Larsen has been a Sister for 53 years. She taught grades five through eight over the years, but she will be remembered for her leadership as SJES principal from 1988 to 2015.

“My fondest memories center around the many accomplishments of the children under my care at St. John, as well as their accomplishments in high school and college,” Larsen said. “I am most proud of our school being named a National Blue Ribbon School in 2008. Second on my list would include the renovation of seven rooms in the main school, which included a state-of-the-art computer lab, a dedicated science lab and the addition of a new wing, which opened in 2000, adding five classrooms to the main school.”

Larsen wishes that everyone in the St.
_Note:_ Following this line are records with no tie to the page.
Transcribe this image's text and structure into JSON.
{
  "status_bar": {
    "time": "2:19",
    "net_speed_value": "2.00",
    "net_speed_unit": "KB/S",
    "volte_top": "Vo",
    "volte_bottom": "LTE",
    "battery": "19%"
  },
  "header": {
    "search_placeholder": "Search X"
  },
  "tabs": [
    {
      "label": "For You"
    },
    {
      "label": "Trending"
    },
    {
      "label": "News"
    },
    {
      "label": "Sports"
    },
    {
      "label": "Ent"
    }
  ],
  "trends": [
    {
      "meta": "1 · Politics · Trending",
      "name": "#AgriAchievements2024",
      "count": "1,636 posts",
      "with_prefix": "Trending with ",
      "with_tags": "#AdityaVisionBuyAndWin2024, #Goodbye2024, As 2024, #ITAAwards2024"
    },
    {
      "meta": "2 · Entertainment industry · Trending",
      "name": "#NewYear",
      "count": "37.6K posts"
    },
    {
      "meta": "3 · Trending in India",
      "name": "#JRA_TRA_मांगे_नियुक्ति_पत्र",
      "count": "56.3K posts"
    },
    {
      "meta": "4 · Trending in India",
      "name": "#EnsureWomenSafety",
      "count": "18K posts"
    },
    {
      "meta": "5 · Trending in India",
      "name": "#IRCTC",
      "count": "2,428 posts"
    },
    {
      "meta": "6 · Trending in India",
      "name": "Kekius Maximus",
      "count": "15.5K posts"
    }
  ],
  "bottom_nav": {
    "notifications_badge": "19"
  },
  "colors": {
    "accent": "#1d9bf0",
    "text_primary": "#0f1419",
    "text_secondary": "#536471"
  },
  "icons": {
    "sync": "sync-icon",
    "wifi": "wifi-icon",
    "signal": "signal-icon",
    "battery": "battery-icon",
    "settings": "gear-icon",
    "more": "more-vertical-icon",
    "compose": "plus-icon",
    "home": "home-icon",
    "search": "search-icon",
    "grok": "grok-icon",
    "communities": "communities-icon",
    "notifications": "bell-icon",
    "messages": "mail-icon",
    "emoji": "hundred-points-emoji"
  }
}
John community stays close to their faith and does their best in life.

“Each of these women, as well as countless others who lived with, served besides, and ministered before them have contributed to the beautiful fabric of St. John,” said the Rev. James Proffitt, pastor of St. John the Evangelist Church. “As we sadly say goodbye to the sisters this summer, we will certainly not say farewell to the lasting impact they have made over so many years of faithful ministry in our community.”

During a special ceremony following Mass, St. John the Evangelist School Principal Casey Buckstaff presented the Sisters with a plaque, which includes the names of all 72 Sisters who have served at St. John. It will hang in the school entrance as a reminder of the impact the Sisters have had, and will continue to have, on the St. John community.

“We will embrace your charisma and spirit and live according to the models you have been for us,” Buckstaff said. “We will teach and pray and play with the enthusiasm and grace you set forth for us, and we will forever keep our memories of you in our hearts.”

Though the Sisters will rejoin their community in Pennsylvania, Gorksi summed up their collective legacy at St. John.

“Having the Sisters at my school, in the classroom and in the library felt like God was always there. They made it so everything in school always came back to God and our faith,” said Gorski. “I believe my strong faith comes from the foundation the Sisters instilled in me at St. John. Even today, I feel their love and support. They hold a special place in my heart. Their love will fill the halls even after they are gone from St. John.”